Enemies don't permanently die in The Evil Within unless you set them on fire, so the zombie-like things coming after you bear varied injuries: stakes through the head, barbed wire wrapped around their legs, stuff like that. Furthermore, headshots don't always take these freakazoids down. But the real awesomesauce came from the way the playable demo freaked me out with things that normally make players feel safer. For instance, Sebastian's doctor companion tends to follow behind him, creating a second set of footfall sounds. I kept stopping and panning the camera around to make sure it was him, and not something that was trying to kill me.
Another cool feature was that nearly everything was a puzzle. Even the parts that are "shoot zombie, reload, repeat" require thought. All reloads are manual, so you have to time them well. You also have to manually pre-select your weapons into d-pad quickslots, and you also have to decide which zombies to burn and which ones you'll chance getting back up, because matches are a limited resource. Ammo is also extremely limited, but melee attacks usually just buy you time.
There are various environmental hazards you can use to conserve ammo, but some enemies can't be harmed by any means. You just have to run or hide. There's a catch there though too. Running makes you tired, so if you overdo it, you'll end up doubled over and panting in the middle of a chase. That completely freaked me out.
But there are also puzzles that are of the more traditional sort... kind of. They involve fishing keys out of a corpse's chest, and pretty gruesome lobotomies, similar to the eye gouge scene in Dead Space 2. These puzzle segments were the only points where I felt the controls weren't intuitive, but no monsters were coming after me at those points, so it wasn't a big deal.
Another nice touch was the fact that there was ample time to study most rooms before I had to fight or run for my life.
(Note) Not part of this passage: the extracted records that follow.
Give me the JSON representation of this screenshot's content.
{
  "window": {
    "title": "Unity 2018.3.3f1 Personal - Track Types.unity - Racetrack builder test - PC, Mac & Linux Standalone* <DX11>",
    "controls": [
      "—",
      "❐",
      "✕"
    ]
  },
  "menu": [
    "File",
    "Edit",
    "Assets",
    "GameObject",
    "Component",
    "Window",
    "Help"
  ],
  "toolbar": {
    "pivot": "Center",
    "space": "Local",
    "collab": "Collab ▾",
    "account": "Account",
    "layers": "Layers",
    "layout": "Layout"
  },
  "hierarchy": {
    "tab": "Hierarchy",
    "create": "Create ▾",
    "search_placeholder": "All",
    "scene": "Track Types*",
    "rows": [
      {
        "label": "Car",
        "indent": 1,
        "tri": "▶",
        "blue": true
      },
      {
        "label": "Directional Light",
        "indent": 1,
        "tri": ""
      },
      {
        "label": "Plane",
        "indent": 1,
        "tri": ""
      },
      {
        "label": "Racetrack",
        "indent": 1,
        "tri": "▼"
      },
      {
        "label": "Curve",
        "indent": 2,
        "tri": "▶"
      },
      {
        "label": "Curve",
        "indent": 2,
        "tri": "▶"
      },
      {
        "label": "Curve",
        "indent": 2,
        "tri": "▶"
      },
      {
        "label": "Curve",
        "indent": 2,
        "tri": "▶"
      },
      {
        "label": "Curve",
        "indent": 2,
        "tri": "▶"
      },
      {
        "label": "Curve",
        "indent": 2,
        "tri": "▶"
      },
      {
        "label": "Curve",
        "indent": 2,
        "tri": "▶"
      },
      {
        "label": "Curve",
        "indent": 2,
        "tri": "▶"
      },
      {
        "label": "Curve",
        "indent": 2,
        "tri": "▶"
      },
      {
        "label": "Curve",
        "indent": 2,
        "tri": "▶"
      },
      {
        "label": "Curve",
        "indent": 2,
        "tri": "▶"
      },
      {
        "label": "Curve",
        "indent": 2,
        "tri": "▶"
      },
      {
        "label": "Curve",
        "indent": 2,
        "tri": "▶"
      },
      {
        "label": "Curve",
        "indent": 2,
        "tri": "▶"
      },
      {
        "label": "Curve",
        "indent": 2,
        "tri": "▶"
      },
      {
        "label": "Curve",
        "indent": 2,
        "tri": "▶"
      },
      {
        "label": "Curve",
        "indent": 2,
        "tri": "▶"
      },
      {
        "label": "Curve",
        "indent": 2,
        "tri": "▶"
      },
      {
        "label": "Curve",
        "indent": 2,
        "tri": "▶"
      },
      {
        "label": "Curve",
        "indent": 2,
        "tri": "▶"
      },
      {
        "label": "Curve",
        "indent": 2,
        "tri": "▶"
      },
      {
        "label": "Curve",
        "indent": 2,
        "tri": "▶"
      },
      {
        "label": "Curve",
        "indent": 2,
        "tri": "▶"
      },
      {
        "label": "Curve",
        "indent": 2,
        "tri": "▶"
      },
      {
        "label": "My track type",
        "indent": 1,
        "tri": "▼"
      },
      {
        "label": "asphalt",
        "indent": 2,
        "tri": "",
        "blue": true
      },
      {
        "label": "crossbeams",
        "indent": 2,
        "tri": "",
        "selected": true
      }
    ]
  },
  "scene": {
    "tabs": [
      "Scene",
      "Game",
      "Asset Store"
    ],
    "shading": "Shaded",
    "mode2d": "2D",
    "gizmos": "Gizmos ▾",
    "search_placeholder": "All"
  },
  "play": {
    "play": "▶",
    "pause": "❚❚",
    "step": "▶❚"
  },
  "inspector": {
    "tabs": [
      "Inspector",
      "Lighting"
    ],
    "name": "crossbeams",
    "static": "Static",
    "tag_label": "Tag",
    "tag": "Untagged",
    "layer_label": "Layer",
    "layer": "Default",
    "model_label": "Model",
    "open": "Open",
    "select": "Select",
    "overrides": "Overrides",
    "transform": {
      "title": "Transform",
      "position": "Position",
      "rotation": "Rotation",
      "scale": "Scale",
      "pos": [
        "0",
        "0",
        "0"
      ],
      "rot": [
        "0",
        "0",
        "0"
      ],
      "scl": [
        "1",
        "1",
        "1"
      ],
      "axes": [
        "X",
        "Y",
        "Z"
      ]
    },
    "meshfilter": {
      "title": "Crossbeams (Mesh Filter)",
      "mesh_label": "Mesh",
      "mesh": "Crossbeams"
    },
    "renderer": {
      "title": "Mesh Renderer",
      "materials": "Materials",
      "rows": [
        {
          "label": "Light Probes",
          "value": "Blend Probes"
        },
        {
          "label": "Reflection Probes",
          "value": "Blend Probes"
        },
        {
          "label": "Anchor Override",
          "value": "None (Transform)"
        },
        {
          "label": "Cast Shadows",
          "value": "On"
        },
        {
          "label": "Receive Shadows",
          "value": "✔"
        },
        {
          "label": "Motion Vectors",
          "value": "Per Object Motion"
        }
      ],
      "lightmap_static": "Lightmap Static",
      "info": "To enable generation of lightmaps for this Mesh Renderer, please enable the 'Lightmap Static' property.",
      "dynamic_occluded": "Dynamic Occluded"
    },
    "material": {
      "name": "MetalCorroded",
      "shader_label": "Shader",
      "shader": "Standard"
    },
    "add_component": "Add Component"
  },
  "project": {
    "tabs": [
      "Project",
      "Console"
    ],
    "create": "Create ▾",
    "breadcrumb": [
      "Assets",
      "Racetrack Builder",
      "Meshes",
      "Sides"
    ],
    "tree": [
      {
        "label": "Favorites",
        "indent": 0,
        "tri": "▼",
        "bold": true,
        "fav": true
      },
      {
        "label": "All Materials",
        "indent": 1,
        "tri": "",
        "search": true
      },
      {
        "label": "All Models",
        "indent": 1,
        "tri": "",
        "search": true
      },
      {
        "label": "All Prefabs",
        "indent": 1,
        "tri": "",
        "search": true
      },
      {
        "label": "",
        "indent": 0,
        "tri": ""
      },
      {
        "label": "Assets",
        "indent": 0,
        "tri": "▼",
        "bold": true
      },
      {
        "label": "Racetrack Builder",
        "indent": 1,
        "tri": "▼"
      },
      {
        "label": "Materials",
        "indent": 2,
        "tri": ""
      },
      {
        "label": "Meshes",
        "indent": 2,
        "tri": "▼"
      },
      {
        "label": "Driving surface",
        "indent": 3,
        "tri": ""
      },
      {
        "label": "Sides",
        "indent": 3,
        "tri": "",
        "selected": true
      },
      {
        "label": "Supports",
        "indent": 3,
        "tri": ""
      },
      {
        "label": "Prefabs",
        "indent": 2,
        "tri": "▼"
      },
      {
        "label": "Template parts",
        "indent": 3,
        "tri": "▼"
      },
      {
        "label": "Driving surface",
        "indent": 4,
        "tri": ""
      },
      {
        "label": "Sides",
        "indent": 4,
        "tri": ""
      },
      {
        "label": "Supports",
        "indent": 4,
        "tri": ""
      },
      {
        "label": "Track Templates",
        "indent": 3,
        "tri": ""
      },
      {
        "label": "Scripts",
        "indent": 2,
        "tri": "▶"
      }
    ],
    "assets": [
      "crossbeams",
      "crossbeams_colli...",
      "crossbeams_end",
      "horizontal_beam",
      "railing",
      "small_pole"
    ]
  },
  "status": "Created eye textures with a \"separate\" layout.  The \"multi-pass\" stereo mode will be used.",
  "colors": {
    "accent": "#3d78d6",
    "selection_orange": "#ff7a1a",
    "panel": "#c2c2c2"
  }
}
The beasties are triggered by tripping alarms that make a lot of noise, so as long as I kept an eye out for those the big blinking red lights, I could scope out the room to plan my attack before taking on the ghoulies. The demos were pretty well-designed in terms of letting you know what you needed to do without a lot of fumbling, provided you pay attention to the visual cues.
Bethesda is revealing a lot of the game, including showing the entire beginning at last year's Eurogamer show. This implies a real confidence in the story on Bethesda's part, but there also seems to be a feedback process happening. While chatting with a player experience dev after I'd finished the demo, I learned that they're having issues with players under the age of 25 not connecting to the classic third-person survival horror format. The only horror games they're familiar with are first-person experiences like Amnesia: The Dark Descent. In a shining display of empathy, they apparently don't understand why they should care about horrible things happening to another person. I weep for humanity.
So the huge amounts of advance content are designed to get those of us who, ahem, "built character" through the original Resident Evil to tell others that The Evil Within is worth playing. I know I'll be playing it when it comes out just in time for Halloween.
The Evil Within will be available for PC, Xbox One, Xbox 360, PlayStation 4 and PlayStation 3 in October 2014.